Chef Server's design makes it impossible to wrap it cleanly in a container - it will always be necessary to run custom commands. While some of the management commands may work with linked containers with varying amount of ugly hacks, it is simpler to have one way of interacting with the software that is closest to interacting with a Chef Server installed directly on host (and thus closest to supported usage).
This means you need Docker 1.3+ with docker exec
feature, and run
chef-server-ctl
commands like:
docker exec $CONTAINER_ID chef-server-ctl status
docker exec $CONTAINER_ID chef-server-ctl user-create …
docker exec $CONTAINER_ID chef-server-ctl org-create …
docker exec $CONTAINER_ID chef-server-ctl …

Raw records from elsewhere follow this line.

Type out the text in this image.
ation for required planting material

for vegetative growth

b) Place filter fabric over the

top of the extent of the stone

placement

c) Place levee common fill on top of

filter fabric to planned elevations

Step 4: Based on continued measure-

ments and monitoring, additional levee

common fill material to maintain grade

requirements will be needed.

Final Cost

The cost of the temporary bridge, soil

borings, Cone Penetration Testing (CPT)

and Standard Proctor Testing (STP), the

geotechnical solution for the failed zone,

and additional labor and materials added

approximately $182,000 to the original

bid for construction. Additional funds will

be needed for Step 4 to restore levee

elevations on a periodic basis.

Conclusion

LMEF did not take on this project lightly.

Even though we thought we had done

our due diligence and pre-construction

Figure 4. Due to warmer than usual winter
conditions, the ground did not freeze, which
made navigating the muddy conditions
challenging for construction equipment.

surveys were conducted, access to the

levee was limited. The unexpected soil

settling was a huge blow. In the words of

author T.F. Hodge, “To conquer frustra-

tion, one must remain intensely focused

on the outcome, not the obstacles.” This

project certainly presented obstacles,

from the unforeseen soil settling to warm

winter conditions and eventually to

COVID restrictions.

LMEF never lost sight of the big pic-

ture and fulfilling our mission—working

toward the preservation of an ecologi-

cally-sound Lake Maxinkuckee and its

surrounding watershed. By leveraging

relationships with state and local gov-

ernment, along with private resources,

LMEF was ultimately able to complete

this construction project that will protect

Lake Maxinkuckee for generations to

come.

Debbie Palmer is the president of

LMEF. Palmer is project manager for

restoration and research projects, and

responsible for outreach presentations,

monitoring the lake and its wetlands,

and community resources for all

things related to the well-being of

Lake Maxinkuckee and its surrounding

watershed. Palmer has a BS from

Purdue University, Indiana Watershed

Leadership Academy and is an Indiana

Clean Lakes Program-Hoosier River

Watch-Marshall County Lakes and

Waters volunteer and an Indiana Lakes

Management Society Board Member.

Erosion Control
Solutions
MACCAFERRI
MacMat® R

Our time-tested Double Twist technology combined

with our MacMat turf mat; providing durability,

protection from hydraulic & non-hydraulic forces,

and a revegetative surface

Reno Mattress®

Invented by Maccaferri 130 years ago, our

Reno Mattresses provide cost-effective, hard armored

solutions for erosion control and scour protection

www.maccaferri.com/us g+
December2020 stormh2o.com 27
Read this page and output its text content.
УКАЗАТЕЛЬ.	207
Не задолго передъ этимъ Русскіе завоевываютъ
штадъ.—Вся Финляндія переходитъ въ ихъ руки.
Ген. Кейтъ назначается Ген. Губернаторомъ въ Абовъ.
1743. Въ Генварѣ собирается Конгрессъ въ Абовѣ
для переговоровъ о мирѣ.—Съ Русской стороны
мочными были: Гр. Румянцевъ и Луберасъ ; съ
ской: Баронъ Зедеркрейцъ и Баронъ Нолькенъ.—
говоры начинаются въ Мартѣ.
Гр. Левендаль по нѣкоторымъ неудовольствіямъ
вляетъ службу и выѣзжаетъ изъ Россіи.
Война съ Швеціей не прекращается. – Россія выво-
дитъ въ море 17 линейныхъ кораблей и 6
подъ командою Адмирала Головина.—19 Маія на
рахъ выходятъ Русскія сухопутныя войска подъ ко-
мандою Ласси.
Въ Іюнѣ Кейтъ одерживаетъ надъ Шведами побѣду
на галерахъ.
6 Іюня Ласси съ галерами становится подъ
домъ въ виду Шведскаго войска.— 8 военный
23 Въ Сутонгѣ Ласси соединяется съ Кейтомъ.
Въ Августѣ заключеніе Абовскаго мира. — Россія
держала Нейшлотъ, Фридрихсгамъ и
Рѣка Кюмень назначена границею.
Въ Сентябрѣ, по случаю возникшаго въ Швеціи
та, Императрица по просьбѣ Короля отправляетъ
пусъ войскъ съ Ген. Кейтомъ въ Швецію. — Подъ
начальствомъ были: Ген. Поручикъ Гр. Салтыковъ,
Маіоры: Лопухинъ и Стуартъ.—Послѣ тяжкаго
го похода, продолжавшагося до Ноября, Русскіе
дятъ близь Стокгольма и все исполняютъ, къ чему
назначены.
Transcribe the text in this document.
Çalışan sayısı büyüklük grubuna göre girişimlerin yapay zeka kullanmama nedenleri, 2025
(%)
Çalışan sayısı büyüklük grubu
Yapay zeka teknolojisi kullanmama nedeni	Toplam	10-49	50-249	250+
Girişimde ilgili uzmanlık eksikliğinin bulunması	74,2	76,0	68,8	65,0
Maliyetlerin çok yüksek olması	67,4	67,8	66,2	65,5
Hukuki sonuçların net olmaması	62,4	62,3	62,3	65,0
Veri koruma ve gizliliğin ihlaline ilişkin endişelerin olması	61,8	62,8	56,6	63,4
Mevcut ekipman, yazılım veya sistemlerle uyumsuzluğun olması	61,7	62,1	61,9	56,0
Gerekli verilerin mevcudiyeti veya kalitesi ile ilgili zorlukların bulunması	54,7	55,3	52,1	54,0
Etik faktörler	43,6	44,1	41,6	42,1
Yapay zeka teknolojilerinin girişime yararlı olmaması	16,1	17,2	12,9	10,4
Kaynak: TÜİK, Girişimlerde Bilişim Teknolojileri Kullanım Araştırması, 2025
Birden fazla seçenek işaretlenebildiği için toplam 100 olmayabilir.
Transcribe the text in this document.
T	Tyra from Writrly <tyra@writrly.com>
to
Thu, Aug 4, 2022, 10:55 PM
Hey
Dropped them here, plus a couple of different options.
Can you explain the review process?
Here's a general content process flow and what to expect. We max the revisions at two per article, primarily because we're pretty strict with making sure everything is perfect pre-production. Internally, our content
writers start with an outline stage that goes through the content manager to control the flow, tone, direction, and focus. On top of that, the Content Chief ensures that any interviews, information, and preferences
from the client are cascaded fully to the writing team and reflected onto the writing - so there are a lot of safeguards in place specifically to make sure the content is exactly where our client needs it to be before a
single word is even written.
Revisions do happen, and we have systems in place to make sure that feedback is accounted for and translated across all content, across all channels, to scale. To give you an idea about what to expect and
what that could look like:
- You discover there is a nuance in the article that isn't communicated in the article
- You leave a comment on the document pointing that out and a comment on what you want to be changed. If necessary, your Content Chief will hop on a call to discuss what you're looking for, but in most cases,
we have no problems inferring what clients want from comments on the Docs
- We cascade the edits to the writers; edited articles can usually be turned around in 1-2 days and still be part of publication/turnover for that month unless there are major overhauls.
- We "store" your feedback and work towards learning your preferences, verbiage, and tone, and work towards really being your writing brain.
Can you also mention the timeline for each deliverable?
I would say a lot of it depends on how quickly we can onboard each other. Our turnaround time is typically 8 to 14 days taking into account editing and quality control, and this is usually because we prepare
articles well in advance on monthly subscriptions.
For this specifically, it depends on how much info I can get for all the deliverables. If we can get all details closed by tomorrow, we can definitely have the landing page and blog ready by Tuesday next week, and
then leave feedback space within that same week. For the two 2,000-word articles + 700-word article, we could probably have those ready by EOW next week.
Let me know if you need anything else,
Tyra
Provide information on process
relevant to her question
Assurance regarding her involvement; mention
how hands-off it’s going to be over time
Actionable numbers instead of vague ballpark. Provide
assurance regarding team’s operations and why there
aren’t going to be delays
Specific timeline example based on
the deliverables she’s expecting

If you have Docker older than 1.3 and can't upgrade, you should be
able to get by with nsenter
utility and
docker-enter
script by
Jérôme Petazzoni on your Docker
host. The easiest way to install it is to run the installer Docker
image:
docker run --rm -v /usr/local/bin:/target jpetazzo/nsenter
Then, you can use the docker-enter
script to run chef-server-ctl
commands:
docker-enter $CONTAINER_ID chef-server-ctl …
This container is not supposed to listen on a publically available port. It is very strongly recommended to use a proxy server, such as nginx, as a public endpoint.
Unfortunately, Chef's logic for figuring out the absolute URL of
various pieces (oc_id, bookshelf, erchef API, etc) for links and
redirects is twisted and fragile. There are chef-server.rb
settings,
but some pieces insist on using the Host:
header of the request, and
it doesn't seem possible to use plain HTTP endpoint and have the Chef
Server generate HTTPS redirects everywhere.
The main setting you need to configure is PUBLIC_URL
environment
variable. It needs to contain full public URL, as seen by knife
and
chef-client
(e.g. PUBLIC_URL=https://chef-api.example.com/
).
Then, you need to make sure that the proxy passes proper Host:
header to the Chef Server, and talks with the Chef Server on
the same protocol that the final endpoint will use (i.e. proxy that
listens on HTTPS would need to use Chef Server's self-signed HTTPS
endpoint; proxy that listens on plain HTTP would need to talk to HTTP
endpoint).
If you prefer to avoid overhead of encrypting the connection between
proxy and the Chef Server, it should be sufficient to rewrite the
Location:
headers (proxy_redirect
in nginx, ProxyPassReverse
in
Apache). It works for me, but I can't guarantee you won't bump into
a wrong URL generated by the server.
A sample nginx configuration looks like this:
server {
listen 443 ssl;
server_name chef.example.com;
ssl_certificate /path/to/chef.example.com.pem;
ssl_certificate_key /path/to/chef.example.com.key;
client_max_body_size 4G;
location / {
proxy_pass http://127.0.0.1:5000;
proxy_set_header Host $host;
proxy_set_header X-Forwarded-Proto https;
proxy_redirect default;
proxy_redirect http://chef.example.com https://chef.example.com;
}
}
$ docker exec chef-server chef-server-backup
Backup will be created in /var/opt/opscode/backup/latest
, and all
previous backups will be in their own timestamped directories. Backups
will use hardlinks to share unchanged files. The backups will take
form of JSON files with user and organization details, and each
organization's chef repository dump generated with knife download
.
There is no full restore script yet; you'll need to create orgs &
users based on JSON files, and then use knife upload
to upload each
organization's data separately. The restore script is being worked on,
but some pieces can't be restored (in particular, users' passwords),
and other pieces seem tricky (in particular, ACLs).
Alternatively, one can take a binary backup of data volume (it is not possible to read anything from such backup without starting up whole Chef server, and it takes much more disk space, though):
docker stop chef-server
- Archive
/var/opt/opscode
volume (delete thebootstrapped
file from the archive to forcechef-server-ctl reconfigure
run on the new container) docker start chef-server
Same thing works for upgrades: just reuse container, remembering to
remove the bootstrapped
file. You may also need to remove the
symlinks in /var/opt/opscode/service
and/or run chef-server-ctl upgrade
via docker exec
.
UNSUPPORTED. No idea how to handle this (especially that this is the point at which licensing issues start to occur). Most likely, a separate image based off this one would be necessary.